4. Il résulte de ce qui précède, sans qu’il soit besoin d’examiner l’autre moyen de la requête, que Mme A… B… est fondée à demander l’annulation de la décision par laquelle le directeur de l’OFII a suspendu le versement des sommes dues à Mme A… B… ainsi qu’à sa fille, Mme C… B…, au titre de l’allocation pour demandeur d’asile.
Sur les conclusions à fin d’injonction :
5. Eu égard au motif d’annulation retenu, l’exécution du présent jugement implique qu’il soit enjoint à l’OFII de verser, avec effet rétroactif au 25 février 2026, l’allocation pour demandeur d’asile due à Mme A… B… ainsi qu’à sa fille, Mme C… B…, dans un délai de quinze jours à compter de la notification du jugement. Il n’y a pas lieu, dans les circonstances de l’espèce, d’assortir cette injonction d’une astreinte.
Sur les conclusions indemnitaires :
6. D’une part, aux termes des dispositions de l’article L. 921-1 du code de l’entrée et du séjour des étrangers et du droit d’asile : « Lorsqu’une disposition du présent code prévoit qu’une décision peut être contestée selon la procédure prévue au présent article, le tribunal administratif peut être saisi dans le délai de sept jours à compter de la notification de la décision (…) ». Selon l’article L. 555-1 du même code : « Les décisions qui refusent, totalement ou partiellement, au demandeur d’asile le bénéfice des conditions matérielles d’accueil ou qui y mettent fin, totalement ou partiellement, peuvent être contestées devant le tribunal administratif selon la procédure prévue à l’article L. 921-1 ». Aux termes de l’article L. 922-1 du code de l’entrée et du séjour des étrangers et du droit d’asile : « Lorsque le recours relève du chapitre Ier du présent titre, l’affaire est jugée dans les conditions prévues au présent chapitre. (…) ».
7. Mme A… B… demande à être indemnisée des préjudices matériel et moral qu’elle estime avoir subi en raison de la suspension de son allocation par l’OFII. Toutefois, il résulte des dispositions précitées que le magistrat désigné, statuant en application des dispositions citées ci-dessus, ne peut être saisi que d’un recours en annulation contre une décision refusant des conditions matérielles d’accueil, dont fait partie l’allocation pour demandeur d’asile, et non de conclusions indemnitaires liées à un tel refus. Par suite, les conclusions indemnitaires présentées par la requérante sont irrecevables et doivent être rejetées.
D É C I D E :
Article 1er : La décision implicite par laquelle l’Office français de l’immigration et de l’intégration a refusé de verser à Mme A… B… ainsi qu’à sa fille, Mme C… B…, les sommes dues au titre de l’allocation pour demandeur d’asile est annulée.
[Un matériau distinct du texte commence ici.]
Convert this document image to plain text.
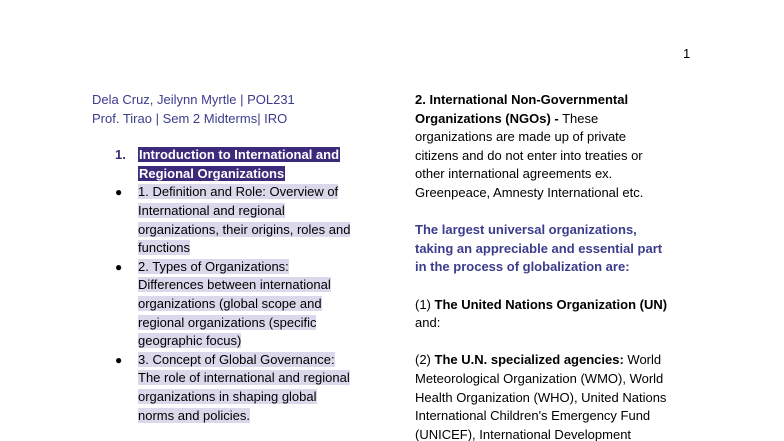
1
Dela Cruz, Jeilynn Myrtle | POL231
Prof. Tirao | Sem 2 Midterms| IRO
1.	Introduction to International and
Regional Organizations
●	1. Definition and Role: Overview of
International and regional
organizations, their origins, roles and
functions
●	2. Types of Organizations:
Differences between international
organizations (global scope and
regional organizations (specific
geographic focus)
●	3. Concept of Global Governance:
The role of international and regional
organizations in shaping global
norms and policies.
2. International Non-Governmental
Organizations (NGOs) - These
organizations are made up of private
citizens and do not enter into treaties or
other international agreements ex.
Greenpeace, Amnesty International etc.
The largest universal organizations,
taking an appreciable and essential part
in the process of globalization are:
(1) The United Nations Organization (UN)
and:
(2) The U.N. specialized agencies: World
Meteorological Organization (WMO), World
Health Organization (WHO), United Nations
International Children's Emergency Fund
(UNICEF), International Development
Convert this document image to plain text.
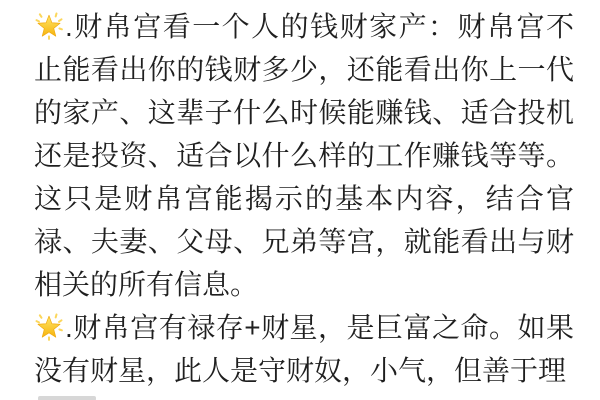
.财帛宫看一个人的钱财家产：财帛宫不止能看出你的钱财多少，还能看出你上一代的家产、这辈子什么时候能赚钱、适合投机还是投资、适合以什么样的工作赚钱等等。这只是财帛宫能揭示的基本内容，结合官禄、夫妻、父母、兄弟等宫，就能看出与财相关的所有信息。

.财帛宫有禄存+财星，是巨富之命。如果没有财星，此人是守财奴，小气，但善于理
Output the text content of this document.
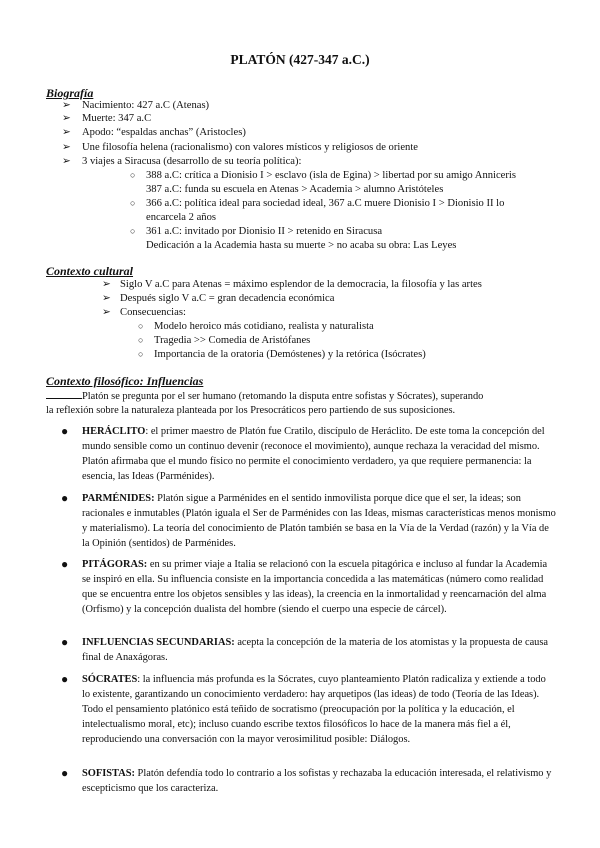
PLATÓN (427-347 a.C.)
Biografía
➢ Nacimiento: 427 a.C (Atenas)
➢ Muerte: 347 a.C
➢ Apodo: “espaldas anchas” (Aristocles)
➢ Une filosofía helena (racionalismo) con valores místicos y religiosos de oriente
➢ 3 viajes a Siracusa (desarrollo de su teoría política):
○ 388 a.C: crítica a Dionisio I > esclavo (isla de Egina) > libertad por su amigo Anniceris
387 a.C: funda su escuela en Atenas > Academia > alumno Aristóteles
○ 366 a.C: política ideal para sociedad ideal, 367 a.C muere Dionisio I > Dionisio II lo
encarcela 2 años
○ 361 a.C: invitado por Dionisio II > retenido en Siracusa
Dedicación a la Academia hasta su muerte > no acaba su obra: Las Leyes
Contexto cultural
➢ Siglo V a.C para Atenas = máximo esplendor de la democracia, la filosofía y las artes
➢ Después siglo V a.C = gran decadencia económica
➢ Consecuencias:
○ Modelo heroico más cotidiano, realista y naturalista
○ Tragedia >> Comedia de Aristófanes
○ Importancia de la oratoria (Demóstenes) y la retórica (Isócrates)
Contexto filosófico: Influencias
Platón se pregunta por el ser humano (retomando la disputa entre sofistas y Sócrates), superando
la reflexión sobre la naturaleza planteada por los Presocráticos pero partiendo de sus suposiciones.
● HERÁCLITO: el primer maestro de Platón fue Cratilo, discípulo de Heráclito. De este toma la concepción del mundo sensible como un continuo devenir (reconoce el movimiento), aunque rechaza la veracidad del mismo. Platón afirmaba que el mundo físico no permite el conocimiento verdadero, ya que requiere permanencia: la esencia, las Ideas (Parménides).
● PARMÉNIDES: Platón sigue a Parménides en el sentido inmovilista porque dice que el ser, la ideas; son racionales e inmutables (Platón iguala el Ser de Parménides con las Ideas, mismas características menos monismo y materialismo). La teoría del conocimiento de Platón también se basa en la Vía de la Verdad (razón) y la Vía de la Opinión (sentidos) de Parménides.
● PITÁGORAS: en su primer viaje a Italia se relacionó con la escuela pitagórica e incluso al fundar la Academia se inspiró en ella. Su influencia consiste en la importancia concedida a las matemáticas (número como realidad que se encuentra entre los objetos sensibles y las ideas), la creencia en la inmortalidad y reencarnación del alma (Orfismo) y la concepción dualista del hombre (siendo el cuerpo una especie de cárcel).
● INFLUENCIAS SECUNDARIAS: acepta la concepción de la materia de los atomistas y la propuesta de causa final de Anaxágoras.
● SÓCRATES: la influencia más profunda es la Sócrates, cuyo planteamiento Platón radicaliza y extiende a todo lo existente, garantizando un conocimiento verdadero: hay arquetipos (las ideas) de todo (Teoría de las Ideas). Todo el pensamiento platónico está teñido de socratismo (preocupación por la política y la educación, el intelectualismo moral, etc); incluso cuando escribe textos filosóficos lo hace de la manera más fiel a él, reproduciendo una conversación con la mayor verosimilitud posible: Diálogos.
● SOFISTAS: Platón defendía todo lo contrario a los sofistas y rechazaba la educación interesada, el relativismo y escepticismo que los caracteriza.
Article 2 : Il est enjoint à l’Office français de l’immigration et de l’intégration de verser à Mme A… B… ainsi qu’à sa fille, Mme C… B… les sommes dues au titre de l’allocation pour demandeur d’asile, avec effet rétroactif au 25 février 2026, dans un délai de quinze jours suivant la notification du présent jugement.
Article 3 : Le surplus des conclusions de la requête est rejeté.
Article 4 : Le présent jugement sera notifié à Mme A… B… et au ministre de l’intérieur.
Copie en sera adressée à l’Office français de l’immigration et de l’intégration.
Rendu public par mise à disposition au greffe le 22 mai 2026.
Le magistrat désigné,
Virgile NEHRING
La greffière,
Florence PINGUET
La République mande et ordonne au ministre de l’intérieur en ce qui le concerne et à tous commissaires de justice à ce requis en ce qui concerne les voies de droit commun, contre les parties privées, de pourvoir à l’exécution de la présente décision.